A processing agent is the software, network card, machine that actually processes the request and returns a result.
However what you do with the results determines the type of test you are doing and they are:
Load/Performance Testing: This is the most common one in use. The results are processed is to see how much is processed at various levels or in various configurations. Again what Kurt is looking for above is an example if this.
Balance Testing: A common practice in scaling is to use a load balancing agent which directs requests to a process agent. The setup is the same as for Load Testing, but the goal is to check distribution of requests. In some scenarios you need to make sure that an even (or as close to as is acceptable) balance of requests across processing agents is achieved and in other scenarios you need to make sure that the process agent that handled the first request for a specific requester handles all subsequent requests (web farms are commonly needed like this).

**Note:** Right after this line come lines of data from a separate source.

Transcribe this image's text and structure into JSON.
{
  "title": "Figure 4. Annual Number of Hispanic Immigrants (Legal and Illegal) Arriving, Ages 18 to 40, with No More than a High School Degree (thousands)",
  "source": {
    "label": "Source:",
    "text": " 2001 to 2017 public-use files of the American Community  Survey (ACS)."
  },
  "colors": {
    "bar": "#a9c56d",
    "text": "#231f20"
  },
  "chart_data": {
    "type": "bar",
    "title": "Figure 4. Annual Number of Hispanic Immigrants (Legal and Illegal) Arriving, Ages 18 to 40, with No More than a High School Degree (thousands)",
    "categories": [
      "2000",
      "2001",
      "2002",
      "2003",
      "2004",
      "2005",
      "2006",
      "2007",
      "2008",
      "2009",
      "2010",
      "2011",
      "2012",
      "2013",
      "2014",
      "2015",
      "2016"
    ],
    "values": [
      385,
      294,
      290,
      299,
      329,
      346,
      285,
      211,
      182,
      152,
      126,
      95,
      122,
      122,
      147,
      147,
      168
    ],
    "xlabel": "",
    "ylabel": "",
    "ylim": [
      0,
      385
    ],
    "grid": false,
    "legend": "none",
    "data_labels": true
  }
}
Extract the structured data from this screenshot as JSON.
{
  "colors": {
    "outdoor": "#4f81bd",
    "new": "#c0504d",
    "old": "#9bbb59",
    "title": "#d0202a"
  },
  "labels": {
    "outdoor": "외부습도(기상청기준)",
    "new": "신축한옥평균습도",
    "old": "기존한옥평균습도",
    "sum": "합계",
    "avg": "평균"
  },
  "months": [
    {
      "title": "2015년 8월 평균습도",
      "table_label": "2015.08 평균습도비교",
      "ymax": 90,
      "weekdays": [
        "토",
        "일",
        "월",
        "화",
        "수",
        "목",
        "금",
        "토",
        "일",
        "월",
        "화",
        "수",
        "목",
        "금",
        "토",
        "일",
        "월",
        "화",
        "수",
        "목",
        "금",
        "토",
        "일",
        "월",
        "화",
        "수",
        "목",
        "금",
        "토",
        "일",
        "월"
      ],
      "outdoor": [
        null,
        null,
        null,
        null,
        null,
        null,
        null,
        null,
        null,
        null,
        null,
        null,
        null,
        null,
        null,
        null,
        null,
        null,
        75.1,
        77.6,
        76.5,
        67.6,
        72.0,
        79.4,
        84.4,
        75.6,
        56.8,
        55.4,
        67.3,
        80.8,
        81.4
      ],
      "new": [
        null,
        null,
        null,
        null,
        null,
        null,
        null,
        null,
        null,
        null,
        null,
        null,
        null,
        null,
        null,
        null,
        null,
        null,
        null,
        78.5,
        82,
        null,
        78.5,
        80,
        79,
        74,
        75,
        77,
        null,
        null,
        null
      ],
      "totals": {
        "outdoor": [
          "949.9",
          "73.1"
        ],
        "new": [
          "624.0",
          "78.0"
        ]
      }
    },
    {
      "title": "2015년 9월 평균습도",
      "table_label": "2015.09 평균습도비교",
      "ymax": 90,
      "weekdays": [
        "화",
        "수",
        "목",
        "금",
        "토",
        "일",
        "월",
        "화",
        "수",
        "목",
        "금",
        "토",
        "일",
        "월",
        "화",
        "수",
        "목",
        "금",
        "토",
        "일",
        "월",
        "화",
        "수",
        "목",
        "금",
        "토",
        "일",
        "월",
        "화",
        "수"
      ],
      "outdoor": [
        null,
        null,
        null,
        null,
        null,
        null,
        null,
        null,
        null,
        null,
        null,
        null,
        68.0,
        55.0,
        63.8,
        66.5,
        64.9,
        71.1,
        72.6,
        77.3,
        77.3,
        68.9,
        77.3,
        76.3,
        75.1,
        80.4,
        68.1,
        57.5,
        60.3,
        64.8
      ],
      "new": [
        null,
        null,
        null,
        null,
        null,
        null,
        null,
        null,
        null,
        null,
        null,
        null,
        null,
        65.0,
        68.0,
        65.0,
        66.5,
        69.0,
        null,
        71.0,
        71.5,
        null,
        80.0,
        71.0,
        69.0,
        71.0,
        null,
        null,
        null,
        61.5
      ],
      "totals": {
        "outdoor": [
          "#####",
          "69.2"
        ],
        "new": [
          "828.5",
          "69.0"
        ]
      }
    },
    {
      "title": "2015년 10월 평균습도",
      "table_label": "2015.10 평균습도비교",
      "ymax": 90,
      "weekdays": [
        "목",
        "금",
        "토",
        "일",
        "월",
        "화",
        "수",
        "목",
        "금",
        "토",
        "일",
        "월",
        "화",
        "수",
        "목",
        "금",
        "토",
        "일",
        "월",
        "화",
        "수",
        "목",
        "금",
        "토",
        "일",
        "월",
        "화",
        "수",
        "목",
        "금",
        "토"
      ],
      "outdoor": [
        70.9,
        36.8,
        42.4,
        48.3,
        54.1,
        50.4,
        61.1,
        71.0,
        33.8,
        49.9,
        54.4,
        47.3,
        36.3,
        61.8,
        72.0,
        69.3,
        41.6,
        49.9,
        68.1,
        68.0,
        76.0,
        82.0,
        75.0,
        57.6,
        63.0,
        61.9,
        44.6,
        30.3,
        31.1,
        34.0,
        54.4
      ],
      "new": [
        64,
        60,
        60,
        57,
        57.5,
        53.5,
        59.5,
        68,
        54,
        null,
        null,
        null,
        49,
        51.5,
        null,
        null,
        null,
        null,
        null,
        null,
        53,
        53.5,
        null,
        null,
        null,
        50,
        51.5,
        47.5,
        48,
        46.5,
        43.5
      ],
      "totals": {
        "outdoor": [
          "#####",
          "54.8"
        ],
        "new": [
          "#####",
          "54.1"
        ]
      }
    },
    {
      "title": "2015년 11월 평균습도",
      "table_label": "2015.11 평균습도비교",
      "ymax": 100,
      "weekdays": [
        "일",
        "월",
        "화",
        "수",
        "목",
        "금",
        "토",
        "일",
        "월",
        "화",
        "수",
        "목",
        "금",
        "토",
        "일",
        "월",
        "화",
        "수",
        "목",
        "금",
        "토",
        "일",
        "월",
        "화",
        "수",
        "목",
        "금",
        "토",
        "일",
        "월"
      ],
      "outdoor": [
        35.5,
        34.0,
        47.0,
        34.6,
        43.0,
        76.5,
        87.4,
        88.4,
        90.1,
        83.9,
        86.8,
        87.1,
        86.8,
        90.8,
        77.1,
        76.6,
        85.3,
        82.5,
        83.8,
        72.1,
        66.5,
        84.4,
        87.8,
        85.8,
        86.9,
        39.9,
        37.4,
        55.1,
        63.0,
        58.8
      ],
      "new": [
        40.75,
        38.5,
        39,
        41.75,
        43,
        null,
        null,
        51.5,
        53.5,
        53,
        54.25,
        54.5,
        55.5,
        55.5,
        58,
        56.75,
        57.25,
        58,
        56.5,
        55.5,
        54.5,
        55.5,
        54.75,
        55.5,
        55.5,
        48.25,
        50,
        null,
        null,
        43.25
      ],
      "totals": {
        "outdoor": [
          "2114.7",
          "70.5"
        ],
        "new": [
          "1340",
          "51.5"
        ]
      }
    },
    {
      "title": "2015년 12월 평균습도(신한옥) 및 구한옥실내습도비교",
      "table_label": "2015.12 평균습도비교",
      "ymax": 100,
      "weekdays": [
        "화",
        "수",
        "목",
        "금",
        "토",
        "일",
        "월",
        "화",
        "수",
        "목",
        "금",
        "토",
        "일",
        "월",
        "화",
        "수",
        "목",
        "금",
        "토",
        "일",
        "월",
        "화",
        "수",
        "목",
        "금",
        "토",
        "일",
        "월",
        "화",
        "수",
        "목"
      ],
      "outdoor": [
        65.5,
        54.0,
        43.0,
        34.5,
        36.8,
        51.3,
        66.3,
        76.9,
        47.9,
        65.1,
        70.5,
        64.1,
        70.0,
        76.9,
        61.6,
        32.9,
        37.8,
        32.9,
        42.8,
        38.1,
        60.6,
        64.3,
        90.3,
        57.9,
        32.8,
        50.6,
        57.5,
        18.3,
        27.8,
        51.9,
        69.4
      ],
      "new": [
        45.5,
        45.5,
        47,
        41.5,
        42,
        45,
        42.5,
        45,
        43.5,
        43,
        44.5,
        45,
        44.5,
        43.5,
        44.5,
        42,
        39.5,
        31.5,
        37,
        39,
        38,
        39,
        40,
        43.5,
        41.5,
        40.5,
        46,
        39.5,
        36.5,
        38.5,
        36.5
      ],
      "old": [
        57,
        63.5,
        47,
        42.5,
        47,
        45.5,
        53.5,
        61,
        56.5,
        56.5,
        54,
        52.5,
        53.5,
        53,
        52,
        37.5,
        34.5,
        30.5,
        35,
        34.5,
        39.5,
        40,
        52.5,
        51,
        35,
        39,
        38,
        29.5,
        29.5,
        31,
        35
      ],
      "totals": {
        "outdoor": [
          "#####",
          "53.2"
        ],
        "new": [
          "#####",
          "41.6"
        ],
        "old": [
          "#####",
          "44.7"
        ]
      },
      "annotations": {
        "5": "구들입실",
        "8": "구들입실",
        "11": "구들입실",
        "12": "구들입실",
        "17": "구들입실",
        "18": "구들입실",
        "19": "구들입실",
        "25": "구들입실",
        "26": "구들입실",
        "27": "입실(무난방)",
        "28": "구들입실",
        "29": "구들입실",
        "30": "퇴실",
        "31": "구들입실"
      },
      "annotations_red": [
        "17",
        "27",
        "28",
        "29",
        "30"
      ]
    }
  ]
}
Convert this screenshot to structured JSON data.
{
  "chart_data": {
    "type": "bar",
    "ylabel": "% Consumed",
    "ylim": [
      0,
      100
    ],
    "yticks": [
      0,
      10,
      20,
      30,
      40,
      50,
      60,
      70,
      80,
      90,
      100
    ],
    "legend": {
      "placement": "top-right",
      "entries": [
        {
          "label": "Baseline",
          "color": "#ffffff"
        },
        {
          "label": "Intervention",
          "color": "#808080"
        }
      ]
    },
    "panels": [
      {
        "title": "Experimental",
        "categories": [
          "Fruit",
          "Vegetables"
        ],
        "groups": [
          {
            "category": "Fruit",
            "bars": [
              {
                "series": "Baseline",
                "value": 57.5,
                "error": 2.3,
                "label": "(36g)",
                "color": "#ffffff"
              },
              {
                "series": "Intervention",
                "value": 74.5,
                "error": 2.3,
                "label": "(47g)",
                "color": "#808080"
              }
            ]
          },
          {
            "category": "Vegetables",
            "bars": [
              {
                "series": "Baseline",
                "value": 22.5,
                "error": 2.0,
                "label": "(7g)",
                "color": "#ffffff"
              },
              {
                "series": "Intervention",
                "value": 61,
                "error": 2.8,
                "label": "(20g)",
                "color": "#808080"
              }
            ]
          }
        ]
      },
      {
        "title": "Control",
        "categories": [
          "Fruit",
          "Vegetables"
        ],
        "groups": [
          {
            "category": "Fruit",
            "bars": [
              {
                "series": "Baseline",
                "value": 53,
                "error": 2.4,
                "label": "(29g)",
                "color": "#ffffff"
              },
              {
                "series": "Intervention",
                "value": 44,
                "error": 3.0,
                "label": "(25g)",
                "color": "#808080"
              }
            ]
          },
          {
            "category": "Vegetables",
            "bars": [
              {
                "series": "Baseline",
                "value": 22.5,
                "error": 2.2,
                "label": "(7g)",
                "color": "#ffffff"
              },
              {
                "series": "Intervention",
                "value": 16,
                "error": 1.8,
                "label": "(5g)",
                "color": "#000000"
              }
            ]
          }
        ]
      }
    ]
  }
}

Data Safety: With this test the results are collected and the data is compared. What you are looking for here is locking issues (such as a SQL deadlock) which prevents writes or that data changes are replicated to the various nodes or repositories you have in use in an acceptable time or less.
Boundary Testing: This is similar to load testing except the goal is not processing performance but how much is stored effects performance. For example if you have a database how many rows/tables/columns can you have before the I/O performance drops below acceptable levels.
I would also recommend The Art of Capacity Planning as an excellent book on the subject.
I can add one more type of testing to Robert's list: soak testing. You pick a suitably heavy test load, and then run it for an extended period of time - if your performance tests usually last for an hour, run it overnight, all day, or all week. You monitor both correctness and performance. The idea is to detect any kind of problem which builds up slowly over time: things like memory leaks, packratting, occasional deadlocks, indices needing rebuilding, etc.
This is a different kind of scalability, but it's important. When your system leaves the development shop and goes live, it doesn't just get bigger 'horizontally', by adding more load and more resources, but in the time dimension too: it's going to be running non-stop on the production machines for weeks, months or years, which it hasn't done in development.